I have read numerous threads on similar topics on the forum. However, what I am asking here, I believe, it is not a duplicate question.
I am reading a very large dataset (22 gb) of CSV format, having 350 million rows. I am trying to read the dataset in chunks, based on the solution provided by that link.
My current code is as following.
import pandas as pd
def Group_ID_Company(chunk_of_dataset):
return chunk_of_dataset.groupby(['id', 'company'])[['purchasequantity', 'purchaseamount']].sum()
chunk_size = 9000000
chunk_skip = 1
transactions_dataset_DF = pd.read_csv('transactions.csv', skiprows = range(1, chunk_skip), nrows = chunk_size)
Group_ID_Company(transactions_dataset_DF.reset_index()).to_csv('Group_ID_Company.csv')
for i in range(0, 38):
chunk_skip += chunk_size;
transactions_dataset_DF = pd.read_csv('transactions.csv', skiprows = range(1, chunk_skip), nrows = chunk_size)
Group_ID_Company(transactions_dataset_DF.reset_index()).to_csv('Group_ID_Company.csv', mode = 'a', header = False)
There is no issue with the code, it runs fine.
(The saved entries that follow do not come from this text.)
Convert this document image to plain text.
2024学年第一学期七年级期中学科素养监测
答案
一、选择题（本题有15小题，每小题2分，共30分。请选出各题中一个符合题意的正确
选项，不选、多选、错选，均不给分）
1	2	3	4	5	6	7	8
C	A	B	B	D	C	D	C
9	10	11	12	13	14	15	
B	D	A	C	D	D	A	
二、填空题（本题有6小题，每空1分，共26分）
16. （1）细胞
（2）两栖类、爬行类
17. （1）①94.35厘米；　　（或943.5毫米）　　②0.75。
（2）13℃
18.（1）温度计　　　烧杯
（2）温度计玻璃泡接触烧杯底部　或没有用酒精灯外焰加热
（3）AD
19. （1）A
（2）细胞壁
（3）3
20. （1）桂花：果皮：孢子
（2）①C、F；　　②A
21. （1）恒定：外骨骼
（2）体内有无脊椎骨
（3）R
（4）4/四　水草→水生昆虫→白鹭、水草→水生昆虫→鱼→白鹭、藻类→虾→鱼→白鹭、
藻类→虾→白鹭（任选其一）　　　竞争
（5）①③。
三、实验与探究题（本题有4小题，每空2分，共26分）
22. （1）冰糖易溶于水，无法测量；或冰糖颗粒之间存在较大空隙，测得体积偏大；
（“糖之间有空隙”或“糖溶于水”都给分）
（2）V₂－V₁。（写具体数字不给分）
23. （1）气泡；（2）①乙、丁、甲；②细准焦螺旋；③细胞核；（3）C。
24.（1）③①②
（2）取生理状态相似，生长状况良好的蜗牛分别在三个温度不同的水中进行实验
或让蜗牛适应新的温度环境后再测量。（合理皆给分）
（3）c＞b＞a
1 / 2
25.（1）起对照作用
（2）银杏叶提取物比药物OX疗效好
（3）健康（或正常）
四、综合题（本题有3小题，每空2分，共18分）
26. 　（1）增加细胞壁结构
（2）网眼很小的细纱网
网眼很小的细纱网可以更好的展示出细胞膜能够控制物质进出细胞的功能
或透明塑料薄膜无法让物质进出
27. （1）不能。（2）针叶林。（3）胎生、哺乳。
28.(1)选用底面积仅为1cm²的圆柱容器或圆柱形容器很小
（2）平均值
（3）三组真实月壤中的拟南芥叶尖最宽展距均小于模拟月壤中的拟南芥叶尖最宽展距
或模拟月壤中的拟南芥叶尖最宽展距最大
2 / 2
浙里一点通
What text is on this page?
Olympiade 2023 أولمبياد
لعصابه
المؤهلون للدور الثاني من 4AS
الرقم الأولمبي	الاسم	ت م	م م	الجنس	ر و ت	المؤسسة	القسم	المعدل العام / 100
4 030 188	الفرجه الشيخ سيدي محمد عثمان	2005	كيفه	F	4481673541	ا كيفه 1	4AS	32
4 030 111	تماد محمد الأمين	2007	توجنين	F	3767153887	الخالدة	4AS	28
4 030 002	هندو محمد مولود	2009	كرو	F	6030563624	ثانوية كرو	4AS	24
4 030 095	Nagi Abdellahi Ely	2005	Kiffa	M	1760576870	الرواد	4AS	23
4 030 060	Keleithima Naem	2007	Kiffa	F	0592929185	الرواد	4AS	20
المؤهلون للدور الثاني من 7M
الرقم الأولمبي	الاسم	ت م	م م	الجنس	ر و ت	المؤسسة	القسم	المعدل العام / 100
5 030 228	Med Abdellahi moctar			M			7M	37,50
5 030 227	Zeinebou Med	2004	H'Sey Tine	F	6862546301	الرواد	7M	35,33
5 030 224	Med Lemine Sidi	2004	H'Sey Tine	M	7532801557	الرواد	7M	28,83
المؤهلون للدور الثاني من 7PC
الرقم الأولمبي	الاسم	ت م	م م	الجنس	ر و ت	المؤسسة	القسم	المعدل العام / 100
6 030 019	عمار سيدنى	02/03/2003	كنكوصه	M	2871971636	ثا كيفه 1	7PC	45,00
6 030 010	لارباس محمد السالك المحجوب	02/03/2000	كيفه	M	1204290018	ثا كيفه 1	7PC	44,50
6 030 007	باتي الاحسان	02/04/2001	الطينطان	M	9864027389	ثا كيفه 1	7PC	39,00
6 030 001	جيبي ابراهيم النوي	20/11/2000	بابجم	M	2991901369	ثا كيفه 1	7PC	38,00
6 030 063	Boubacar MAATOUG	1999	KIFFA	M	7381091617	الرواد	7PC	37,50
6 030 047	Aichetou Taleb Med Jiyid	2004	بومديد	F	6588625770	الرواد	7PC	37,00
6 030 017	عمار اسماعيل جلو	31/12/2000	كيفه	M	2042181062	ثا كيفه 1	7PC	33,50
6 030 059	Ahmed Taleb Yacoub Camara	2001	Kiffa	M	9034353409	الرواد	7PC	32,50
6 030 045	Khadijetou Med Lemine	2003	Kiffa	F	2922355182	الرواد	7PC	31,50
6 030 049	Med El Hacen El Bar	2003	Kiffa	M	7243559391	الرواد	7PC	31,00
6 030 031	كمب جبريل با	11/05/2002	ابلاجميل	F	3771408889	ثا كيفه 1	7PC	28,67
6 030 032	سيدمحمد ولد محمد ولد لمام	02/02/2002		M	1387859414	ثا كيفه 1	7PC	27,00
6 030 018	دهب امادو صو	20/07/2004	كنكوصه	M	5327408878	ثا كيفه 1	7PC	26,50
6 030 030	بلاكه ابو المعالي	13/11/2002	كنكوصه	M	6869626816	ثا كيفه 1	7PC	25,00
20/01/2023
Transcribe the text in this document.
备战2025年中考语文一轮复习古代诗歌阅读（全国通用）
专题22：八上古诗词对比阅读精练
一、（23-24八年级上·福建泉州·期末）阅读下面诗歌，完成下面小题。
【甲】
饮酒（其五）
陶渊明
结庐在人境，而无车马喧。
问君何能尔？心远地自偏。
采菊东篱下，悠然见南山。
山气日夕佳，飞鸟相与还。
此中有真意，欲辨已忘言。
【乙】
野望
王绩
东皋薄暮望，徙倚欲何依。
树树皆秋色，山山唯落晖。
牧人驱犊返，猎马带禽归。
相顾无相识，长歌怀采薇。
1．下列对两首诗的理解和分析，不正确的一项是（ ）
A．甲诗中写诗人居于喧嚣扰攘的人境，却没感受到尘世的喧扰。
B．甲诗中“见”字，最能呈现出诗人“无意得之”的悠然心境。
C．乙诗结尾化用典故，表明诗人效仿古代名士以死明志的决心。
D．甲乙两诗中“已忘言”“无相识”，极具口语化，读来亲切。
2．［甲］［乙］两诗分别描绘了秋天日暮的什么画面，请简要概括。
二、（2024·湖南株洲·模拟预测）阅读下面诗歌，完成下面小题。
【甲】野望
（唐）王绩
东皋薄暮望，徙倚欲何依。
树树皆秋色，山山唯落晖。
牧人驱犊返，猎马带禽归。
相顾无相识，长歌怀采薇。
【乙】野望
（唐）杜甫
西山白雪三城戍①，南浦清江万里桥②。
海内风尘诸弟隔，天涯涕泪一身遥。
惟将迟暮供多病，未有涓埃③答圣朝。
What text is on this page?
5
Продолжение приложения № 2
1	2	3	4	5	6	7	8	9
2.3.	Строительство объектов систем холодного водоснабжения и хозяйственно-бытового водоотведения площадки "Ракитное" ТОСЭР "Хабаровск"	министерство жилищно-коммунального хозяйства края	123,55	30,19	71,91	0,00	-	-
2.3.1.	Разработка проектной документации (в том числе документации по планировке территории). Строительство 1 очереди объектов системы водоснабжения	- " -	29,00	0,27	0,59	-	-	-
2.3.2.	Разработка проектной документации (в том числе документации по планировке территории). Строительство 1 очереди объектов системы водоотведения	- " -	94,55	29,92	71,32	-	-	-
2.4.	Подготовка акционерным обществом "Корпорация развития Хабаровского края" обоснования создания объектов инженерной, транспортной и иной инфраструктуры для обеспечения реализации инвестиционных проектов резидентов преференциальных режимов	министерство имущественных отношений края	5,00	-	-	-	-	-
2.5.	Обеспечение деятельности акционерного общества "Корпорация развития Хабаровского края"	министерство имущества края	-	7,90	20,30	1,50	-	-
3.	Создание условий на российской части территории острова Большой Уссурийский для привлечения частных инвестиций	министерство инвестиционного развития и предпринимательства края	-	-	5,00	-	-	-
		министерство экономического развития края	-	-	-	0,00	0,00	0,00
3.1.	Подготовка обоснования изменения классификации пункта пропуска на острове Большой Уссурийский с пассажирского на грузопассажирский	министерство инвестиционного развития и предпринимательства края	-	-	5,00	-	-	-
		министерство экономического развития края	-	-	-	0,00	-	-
But, it, groupby(['id', 'company'])[['purchasequantity', 'purchaseamount']].sum()
only runs for 9000000 rows, which is the declared as chunk_size
. Whereas, I need to run that statement for the entire dataset, not chunk by chunk.
Reason for that is, when it is run chunk by chunk, only one chunk get processed, however, there are a lot of other rows which are scattered all over the dataset and get left behind into another chunk.
A possible solution is to run the code again on the newly generated "Group_ID_Company.csv". By doing so, code will go through new dataset once again and sum()
the required columns. However, I am thinking may be there is another (better) way of achieving that.